Die Weltbank will nach einem Bericht der New York Times die Entwicklungshilfe an Pakistan für wenigstens ein Jahr aussetzen. Wegen der politischen Brisanz der Untersuchung wollte Weltbankpräsident McNamara die Studie vertraulich behandeln. Nach den in der Zeitung publizierten Auszügen der Studie ist in fünf Städten Ostpakistans die Zahl der Bewohner von 584 000 auf 196 000 abgesunken; in einem Fall – Kushtia – von 40 000 auf 5000. „Kushtia ist das My Lai der westpakistanischen Armee“, schrieb dazu ein niederländisches Mitglied der Delegation, die Ostbengalen besuchte. Präsident Yahya Khan will angeblich jetzt UN-Beobachter zulassen. Aber nach dem Bericht der Weltbank gibt es keinen Zweifel, daß die pakistanische Armee ihre Strafexpedition fortsetzt.

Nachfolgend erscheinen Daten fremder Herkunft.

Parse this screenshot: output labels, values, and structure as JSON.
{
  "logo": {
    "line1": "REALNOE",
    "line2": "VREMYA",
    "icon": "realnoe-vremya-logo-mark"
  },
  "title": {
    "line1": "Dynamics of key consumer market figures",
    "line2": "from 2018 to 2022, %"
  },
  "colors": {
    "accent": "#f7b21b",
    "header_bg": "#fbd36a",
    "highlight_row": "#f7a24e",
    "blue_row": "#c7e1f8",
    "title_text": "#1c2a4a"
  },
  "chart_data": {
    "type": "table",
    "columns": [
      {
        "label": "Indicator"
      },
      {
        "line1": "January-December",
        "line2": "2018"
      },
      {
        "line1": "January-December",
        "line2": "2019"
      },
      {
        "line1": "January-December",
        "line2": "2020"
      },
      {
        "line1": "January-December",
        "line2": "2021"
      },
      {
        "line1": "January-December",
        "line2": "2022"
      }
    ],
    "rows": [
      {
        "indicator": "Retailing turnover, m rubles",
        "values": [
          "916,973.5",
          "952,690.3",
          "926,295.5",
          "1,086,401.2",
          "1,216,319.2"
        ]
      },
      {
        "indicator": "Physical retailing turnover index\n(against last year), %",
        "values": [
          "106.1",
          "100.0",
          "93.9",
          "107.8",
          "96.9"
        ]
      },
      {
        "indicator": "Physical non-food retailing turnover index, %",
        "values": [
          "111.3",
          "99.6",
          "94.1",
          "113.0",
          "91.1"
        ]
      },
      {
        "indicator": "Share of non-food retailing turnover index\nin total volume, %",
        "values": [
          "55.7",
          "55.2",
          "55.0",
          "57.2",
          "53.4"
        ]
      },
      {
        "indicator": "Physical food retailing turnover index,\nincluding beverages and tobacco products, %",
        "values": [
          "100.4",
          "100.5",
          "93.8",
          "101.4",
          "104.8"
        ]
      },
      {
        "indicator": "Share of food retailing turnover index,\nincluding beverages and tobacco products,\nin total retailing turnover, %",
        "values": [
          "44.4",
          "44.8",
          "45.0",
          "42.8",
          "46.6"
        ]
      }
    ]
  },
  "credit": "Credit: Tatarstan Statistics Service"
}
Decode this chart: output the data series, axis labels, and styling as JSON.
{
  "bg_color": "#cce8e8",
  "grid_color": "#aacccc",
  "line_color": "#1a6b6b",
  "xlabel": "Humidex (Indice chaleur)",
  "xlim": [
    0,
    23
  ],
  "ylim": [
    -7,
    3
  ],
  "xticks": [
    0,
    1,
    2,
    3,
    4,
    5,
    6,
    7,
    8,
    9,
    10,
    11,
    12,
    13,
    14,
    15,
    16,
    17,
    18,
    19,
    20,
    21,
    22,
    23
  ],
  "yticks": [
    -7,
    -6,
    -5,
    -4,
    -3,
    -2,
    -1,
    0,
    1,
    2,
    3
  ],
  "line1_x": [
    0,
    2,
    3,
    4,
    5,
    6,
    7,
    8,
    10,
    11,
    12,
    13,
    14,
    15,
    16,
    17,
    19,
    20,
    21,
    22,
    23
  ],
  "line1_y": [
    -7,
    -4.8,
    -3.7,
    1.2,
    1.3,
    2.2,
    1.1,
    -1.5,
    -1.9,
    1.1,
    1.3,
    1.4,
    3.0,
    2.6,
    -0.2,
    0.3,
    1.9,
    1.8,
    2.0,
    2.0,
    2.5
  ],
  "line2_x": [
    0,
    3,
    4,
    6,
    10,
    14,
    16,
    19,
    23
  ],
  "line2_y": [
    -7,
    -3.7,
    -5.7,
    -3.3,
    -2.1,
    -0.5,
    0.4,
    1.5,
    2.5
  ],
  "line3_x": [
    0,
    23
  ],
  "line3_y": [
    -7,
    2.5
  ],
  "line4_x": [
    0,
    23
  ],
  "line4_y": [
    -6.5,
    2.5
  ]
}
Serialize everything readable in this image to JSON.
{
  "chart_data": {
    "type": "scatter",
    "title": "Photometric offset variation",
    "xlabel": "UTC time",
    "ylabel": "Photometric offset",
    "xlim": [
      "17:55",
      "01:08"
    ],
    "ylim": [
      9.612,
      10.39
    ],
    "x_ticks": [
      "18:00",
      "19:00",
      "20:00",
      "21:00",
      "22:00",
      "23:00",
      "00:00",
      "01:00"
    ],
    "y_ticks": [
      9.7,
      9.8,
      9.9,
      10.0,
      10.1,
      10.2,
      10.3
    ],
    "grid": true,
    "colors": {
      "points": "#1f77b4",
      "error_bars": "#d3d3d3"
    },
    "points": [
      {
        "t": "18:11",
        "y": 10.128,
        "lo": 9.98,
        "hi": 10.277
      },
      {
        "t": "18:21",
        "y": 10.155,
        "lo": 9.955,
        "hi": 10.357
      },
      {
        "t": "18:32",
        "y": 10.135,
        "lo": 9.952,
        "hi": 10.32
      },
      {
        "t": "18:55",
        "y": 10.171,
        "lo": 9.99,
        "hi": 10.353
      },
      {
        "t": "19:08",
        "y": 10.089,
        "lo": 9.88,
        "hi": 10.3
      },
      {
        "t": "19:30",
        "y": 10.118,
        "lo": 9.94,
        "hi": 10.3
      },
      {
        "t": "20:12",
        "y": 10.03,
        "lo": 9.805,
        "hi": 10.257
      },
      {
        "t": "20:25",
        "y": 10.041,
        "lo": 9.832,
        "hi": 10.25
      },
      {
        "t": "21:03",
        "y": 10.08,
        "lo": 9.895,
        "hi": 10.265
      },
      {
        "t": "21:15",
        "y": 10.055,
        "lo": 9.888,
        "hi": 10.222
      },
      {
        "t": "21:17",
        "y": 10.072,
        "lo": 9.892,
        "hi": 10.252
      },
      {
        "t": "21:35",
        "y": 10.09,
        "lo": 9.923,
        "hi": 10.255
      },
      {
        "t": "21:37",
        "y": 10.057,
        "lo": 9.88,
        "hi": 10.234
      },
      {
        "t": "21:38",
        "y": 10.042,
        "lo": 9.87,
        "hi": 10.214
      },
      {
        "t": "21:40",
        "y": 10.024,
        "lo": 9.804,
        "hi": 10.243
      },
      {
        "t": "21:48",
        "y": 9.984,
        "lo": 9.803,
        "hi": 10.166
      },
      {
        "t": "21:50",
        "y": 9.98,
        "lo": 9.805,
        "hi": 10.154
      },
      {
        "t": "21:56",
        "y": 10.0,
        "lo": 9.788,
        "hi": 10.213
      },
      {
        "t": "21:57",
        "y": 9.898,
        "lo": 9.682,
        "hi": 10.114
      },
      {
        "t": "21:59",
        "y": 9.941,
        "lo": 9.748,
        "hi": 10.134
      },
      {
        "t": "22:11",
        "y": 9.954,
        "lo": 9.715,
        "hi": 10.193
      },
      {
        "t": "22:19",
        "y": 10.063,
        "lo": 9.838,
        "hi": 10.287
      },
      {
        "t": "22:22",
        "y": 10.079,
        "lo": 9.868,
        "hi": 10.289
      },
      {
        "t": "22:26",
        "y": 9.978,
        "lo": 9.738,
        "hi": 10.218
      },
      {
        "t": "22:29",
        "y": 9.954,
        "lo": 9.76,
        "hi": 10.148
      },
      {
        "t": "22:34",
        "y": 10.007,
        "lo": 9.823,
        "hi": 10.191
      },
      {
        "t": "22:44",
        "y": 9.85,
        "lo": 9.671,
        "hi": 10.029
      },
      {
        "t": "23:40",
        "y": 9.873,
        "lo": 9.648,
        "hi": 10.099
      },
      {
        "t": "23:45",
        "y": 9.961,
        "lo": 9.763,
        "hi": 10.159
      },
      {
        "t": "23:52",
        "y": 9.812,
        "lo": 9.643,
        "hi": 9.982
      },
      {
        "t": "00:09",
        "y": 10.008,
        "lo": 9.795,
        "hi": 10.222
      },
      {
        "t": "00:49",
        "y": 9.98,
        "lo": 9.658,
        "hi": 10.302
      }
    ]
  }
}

  • In Kambodscha haben südvietnamesische Truppen mit einem Großangriff gegen nordvietnamesische Nachschubwege begonnen. An der militärischen Aktion nehmen 10 000 Soldaten teil, die von 200 Panzerfahrzeugen unterstützt werden. Das Angriffsgebiet erstreckt sich auf dreißig Kilometer Tiefe. Die an dem Vorstoß beteiligten Truppen waren bis auf eine Panzerbrigade schon in Kambodscha stationiert.
  • Nordirland erlebt eine neue Phase blutiger Gewalttaten der verbotenen „Irischen Republikanischen Armee“ (IRA), deren Ziel die Unabhängigkeit Ulsters von London ist. Seit Februar des Jahres wurden zehn Soldaten getötet. In der vergangenen Woche „befreite“ die IRA gewaltsam einen Verwundeten aus einem Belfaster Krankenhaus. Nur einen Tag später richtete eine Explosion im Belfaster Druckhaus der Londoner Tageszeitung Daily Mirror großen Sachschaden an. Der Mirror hatte in den vergangenen Wochen die IRA kritisiert und sechs Mitglieder der nordirischen Opposition aufgefordert, ihren Boykott des Parlaments aufzugeben.